Is a successful bid to purchase land at a public auction legally binding immediately on the fall of the hammer?
Purchasing immovable property at or following an auction - must the contract be in writing and signed?
In terms of the Alienation of Land Act 68 of 1981, a contract for the alienation (such as the purchase and sale) of land is of no legal force unless it is in writing and signed.
The rationale (as was explained in Clemens v Simpson 1971 (3) SA 1 (A) at 7A) is the desirability for certainty and the avoidance of disputes and malpractice.
If you have strong nerves, you may decide to bid for vacant or improved land at an auction.
In those circumstances, at what point in time are you finally and irrevocably bound to the sale? When the auctioneer brings down his gavel, accepting your bid? Or later, when (and if) you sign the sale documents?
Put differently, if you make a successful bid for land at a public auction, do you have a window period within which to withdraw, by thereafter refusing to sign the sale documents?
The Alienation of Land Act creates an exception for the sale of land by public auction
The Alienation of Land Act provides expressly in section 3(1) that the rule that a contract for the alienation of land must be in writing and signed does not apply "to the sale of land by public auction".
The reason for this exception (said the court in Gibbs v Vantyi 2010 (3) SA 606 (ECP)) is that the process has been conducted in public and there is little scope for uncertainty, dispute or malpractice.
However, a sale by auction is always subject to the conditions of sale governing the particular auction, which may provide that a sale is not concluded on the fall of the auctioneer's hammer.
As was explained in Estate Francis v Land Sales (Pty) Ltd 1940 NPD 441 at 457 -
An auction is a form of competitive bargaining with the object of a contract of sale resulting, carried out in accordance with certain rules. These rules are the conditions of sale. They are framed by the seller and represent the terms upon which he is prepared to submit his property to competition. They are, so to speak, the rules of the game, and they bind all the players.
As was further explained in Shandel v Jacobs and Another 1949 (1) SA 320 (N) at 325 -
The conditions of sale are agreed upon in the first instance between the seller and the auctioneer and between these two they rest upon a contractual basis. When goods are offered for sale pursuant to them, they form the basis of the bargaining carried on between the auctioneer and the bidders.
In Gibbs v Vantyi 2010 (3) SA 606 (ECP) the conditions of sale of the particular public auction of the land in issue in that case provided that -
All offers for a higher purchase price made after the public auction but before acceptance by the seller, will be made to the auctioneer. No offers will be considered by the seller unless such offers are made to the auctioneer. The highest bidder at the auction will have the right of first refusal during the acceptance period.

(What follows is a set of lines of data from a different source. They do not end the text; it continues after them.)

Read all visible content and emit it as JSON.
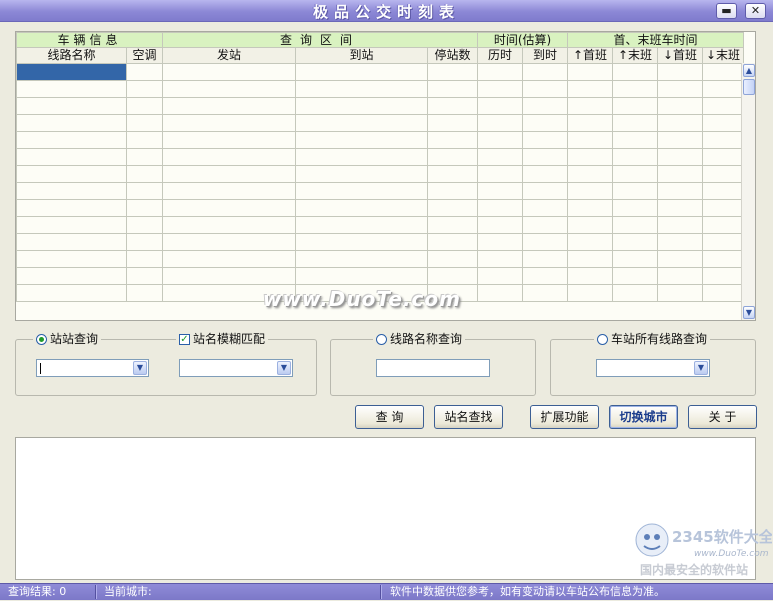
{
  "window": {
    "title": "极品公交时刻表",
    "minimize": "▬",
    "restore": "□",
    "close": "✕"
  },
  "table": {
    "group_headers": [
      "车辆信息",
      "查询区间",
      "时间(估算)",
      "首、末班车时间"
    ],
    "columns": [
      "线路名称",
      "空调",
      "发站",
      "到站",
      "停站数",
      "历时",
      "到时",
      "↑首班",
      "↑末班",
      "↓首班",
      "↓末班"
    ],
    "rows": [
      [
        "",
        "",
        "",
        "",
        "",
        "",
        "",
        "",
        "",
        "",
        ""
      ],
      [
        "",
        "",
        "",
        "",
        "",
        "",
        "",
        "",
        "",
        "",
        ""
      ],
      [
        "",
        "",
        "",
        "",
        "",
        "",
        "",
        "",
        "",
        "",
        ""
      ],
      [
        "",
        "",
        "",
        "",
        "",
        "",
        "",
        "",
        "",
        "",
        ""
      ],
      [
        "",
        "",
        "",
        "",
        "",
        "",
        "",
        "",
        "",
        "",
        ""
      ],
      [
        "",
        "",
        "",
        "",
        "",
        "",
        "",
        "",
        "",
        "",
        ""
      ],
      [
        "",
        "",
        "",
        "",
        "",
        "",
        "",
        "",
        "",
        "",
        ""
      ],
      [
        "",
        "",
        "",
        "",
        "",
        "",
        "",
        "",
        "",
        "",
        ""
      ],
      [
        "",
        "",
        "",
        "",
        "",
        "",
        "",
        "",
        "",
        "",
        ""
      ],
      [
        "",
        "",
        "",
        "",
        "",
        "",
        "",
        "",
        "",
        "",
        ""
      ],
      [
        "",
        "",
        "",
        "",
        "",
        "",
        "",
        "",
        "",
        "",
        ""
      ],
      [
        "",
        "",
        "",
        "",
        "",
        "",
        "",
        "",
        "",
        "",
        ""
      ],
      [
        "",
        "",
        "",
        "",
        "",
        "",
        "",
        "",
        "",
        "",
        ""
      ],
      [
        "",
        "",
        "",
        "",
        "",
        "",
        "",
        "",
        "",
        "",
        ""
      ]
    ],
    "selected_row": 0,
    "watermark": "www.DuoTe.com"
  },
  "search": {
    "station_query": {
      "label": "站站查询",
      "selected": true,
      "from_value": "",
      "to_value": ""
    },
    "fuzzy_match": {
      "label": "站名模糊匹配",
      "checked": true
    },
    "line_query": {
      "label": "线路名称查询",
      "selected": false,
      "value": ""
    },
    "station_lines_query": {
      "label": "车站所有线路查询",
      "selected": false,
      "value": ""
    }
  },
  "buttons": {
    "query": "查 询",
    "station_lookup": "站名查找",
    "extend": "扩展功能",
    "switch_city": "切换城市",
    "about": "关 于"
  },
  "logo": {
    "brand": "2345软件大全",
    "url": "www.DuoTe.com",
    "slogan": "国内最安全的软件站"
  },
  "status": {
    "result": "查询结果: 0",
    "city": "当前城市:",
    "notice": "软件中数据供您参考，如有变动请以车站公布信息为准。"
  },
  "colors": {
    "titlebar": "#8c88d6",
    "group_header": "#d9f2c0",
    "selection": "#3366a8",
    "statusbar": "#7c78c8"
  }
}
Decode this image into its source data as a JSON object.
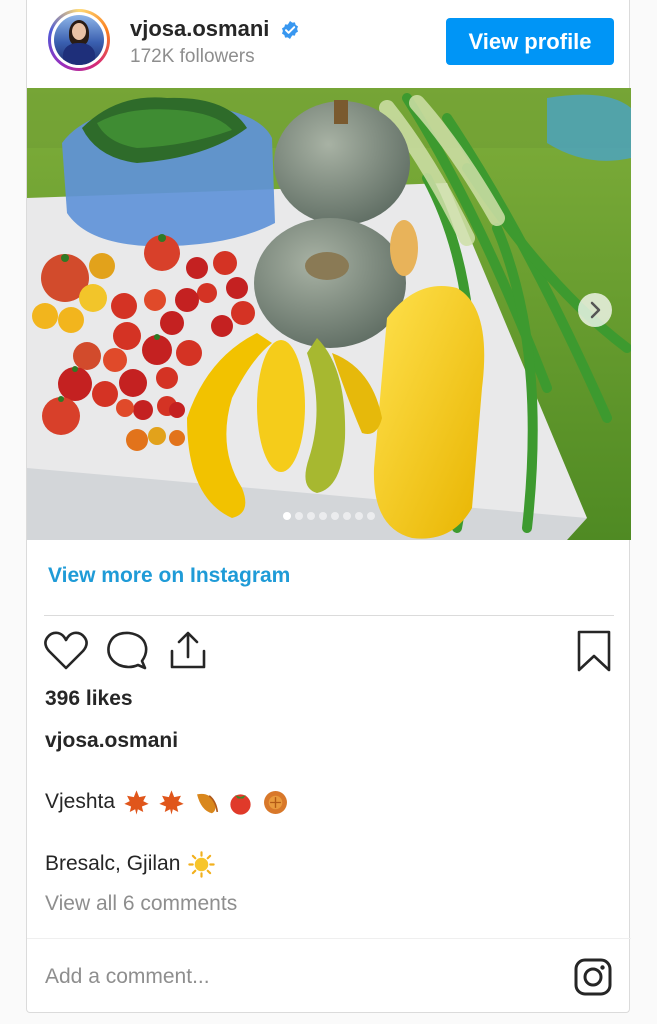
{
  "header": {
    "username": "vjosa.osmani",
    "followers": "172K followers",
    "view_profile_label": "View profile",
    "verified_color": "#3897f0"
  },
  "post": {
    "carousel": {
      "slides": 8,
      "active_index": 0
    },
    "view_more_label": "View more on Instagram",
    "likes": "396 likes",
    "caption_user": "vjosa.osmani",
    "caption_line1": "Vjeshta",
    "caption_line1_emojis": [
      "maple-leaf",
      "maple-leaf",
      "fallen-leaf",
      "tomato",
      "moon-cake"
    ],
    "caption_line2": "Bresalc, Gjilan",
    "caption_line2_emojis": [
      "sun"
    ],
    "comments_link": "View all 6 comments"
  },
  "actions": {
    "icons": [
      "heart-icon",
      "comment-icon",
      "share-icon",
      "bookmark-icon"
    ]
  },
  "comment_box": {
    "placeholder": "Add a comment..."
  },
  "colors": {
    "accent": "#0095f6",
    "link": "#1f9bd7"
  }
}
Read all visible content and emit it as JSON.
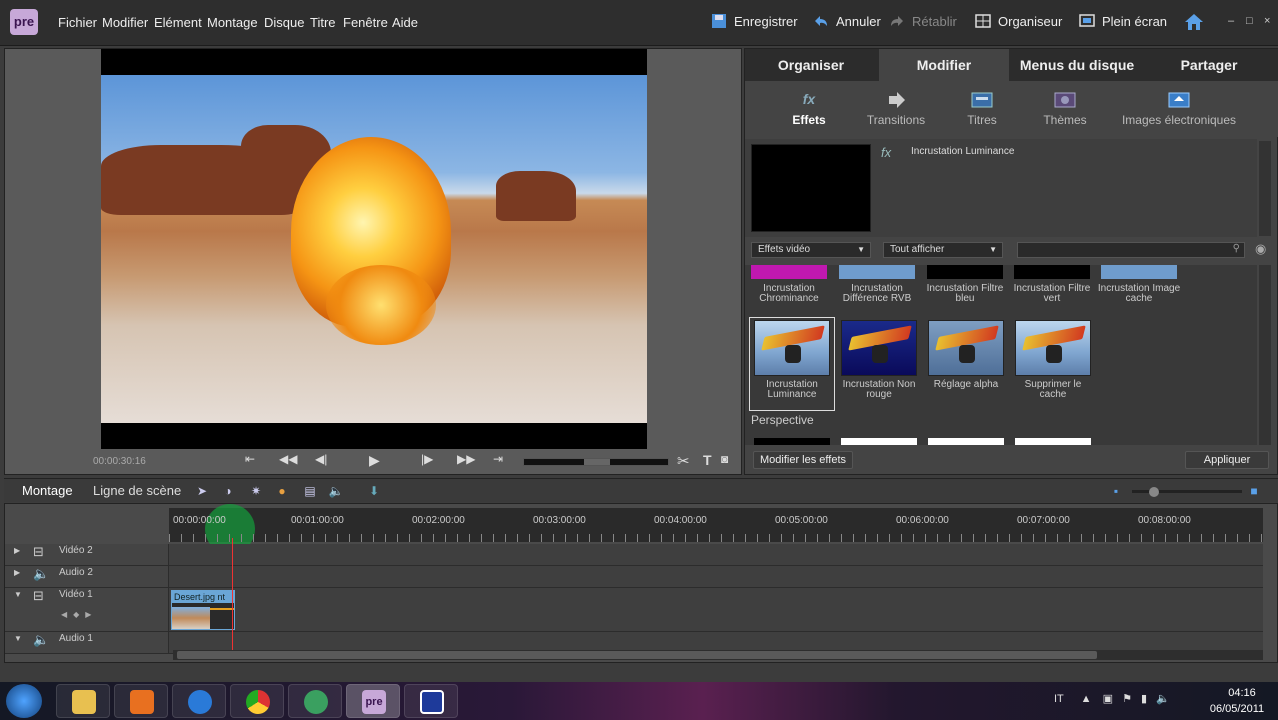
{
  "app": {
    "logo": "pre"
  },
  "menu": [
    "Fichier",
    "Modifier",
    "Elément",
    "Montage",
    "Disque",
    "Titre",
    "Fenêtre",
    "Aide"
  ],
  "toolbar": {
    "save": "Enregistrer",
    "undo": "Annuler",
    "redo": "Rétablir",
    "organizer": "Organiseur",
    "fullscreen": "Plein écran",
    "home_icon": "home-icon"
  },
  "window_controls": [
    "–",
    "□",
    "×"
  ],
  "monitor": {
    "timecode": "00:00:30:16"
  },
  "panel": {
    "tabs": [
      "Organiser",
      "Modifier",
      "Menus du disque",
      "Partager"
    ],
    "active_tab": "Modifier",
    "subtabs": [
      "Effets",
      "Transitions",
      "Titres",
      "Thèmes",
      "Images électroniques"
    ],
    "active_subtab": "Effets",
    "preview_title": "Incrustation Luminance",
    "dropdown_category": "Effets vidéo",
    "dropdown_filter": "Tout afficher",
    "search_value": "",
    "effects_row1": [
      "Incrustation Chrominance",
      "Incrustation Différence RVB",
      "Incrustation Filtre bleu",
      "Incrustation Filtre vert",
      "Incrustation Image cache"
    ],
    "effects_row2": [
      "Incrustation Luminance",
      "Incrustation Non rouge",
      "Réglage alpha",
      "Supprimer le cache"
    ],
    "section_perspective": "Perspective",
    "btn_modify_effects": "Modifier les effets",
    "btn_apply": "Appliquer"
  },
  "timeline": {
    "tab_montage": "Montage",
    "tab_scene": "Ligne de scène",
    "ruler": [
      "00:00:00:00",
      "00:01:00:00",
      "00:02:00:00",
      "00:03:00:00",
      "00:04:00:00",
      "00:05:00:00",
      "00:06:00:00",
      "00:07:00:00",
      "00:08:00:00"
    ],
    "tracks": [
      "Vidéo 2",
      "Audio 2",
      "Vidéo 1",
      "Audio 1"
    ],
    "clip_label": "Desert.jpg  nt"
  },
  "taskbar": {
    "lang": "IT",
    "time": "04:16",
    "date": "06/05/2011",
    "pre_label": "pre"
  }
}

The question before the court was whether, given these conditions of sale, a bid orally submitted to the auctioneer after the auction and orally accepted by the seller was binding on the parties, or whether a binding contract came into existence only if and when the contract was reduced to writing and signed by both buyer and seller.
In other words, did the exception provided for in the Alienation of Land Act in relation to a sale by public auction apply, or did the general rule apply, namely, that contracts for the acquisition and disposal of land must be in writing and signed?
The court in this case held that the process of post-auction bids, submitted in the context of this particular auction -
"was entirely different to and separate from the public auction and cannot be considered as part of the earlier process."
In particular, said the court, such post-auction negotiations could not be said to be a "public auction" as contemplated in the Alienation of Land Act.
In these circumstances, said the court, any sale of land concluded by way of the post-auction process provided for in the conditions of sale had to comply with the requirement laid down in the Alienation of Land Act that any such contract must be in writing and signed in order to be binding on the parties.
In the present case, since no written contract had been signed by the post-auction bidder and the seller, the oral acceptance of the purchaser's bid by the seller did not give rise to a binding contract.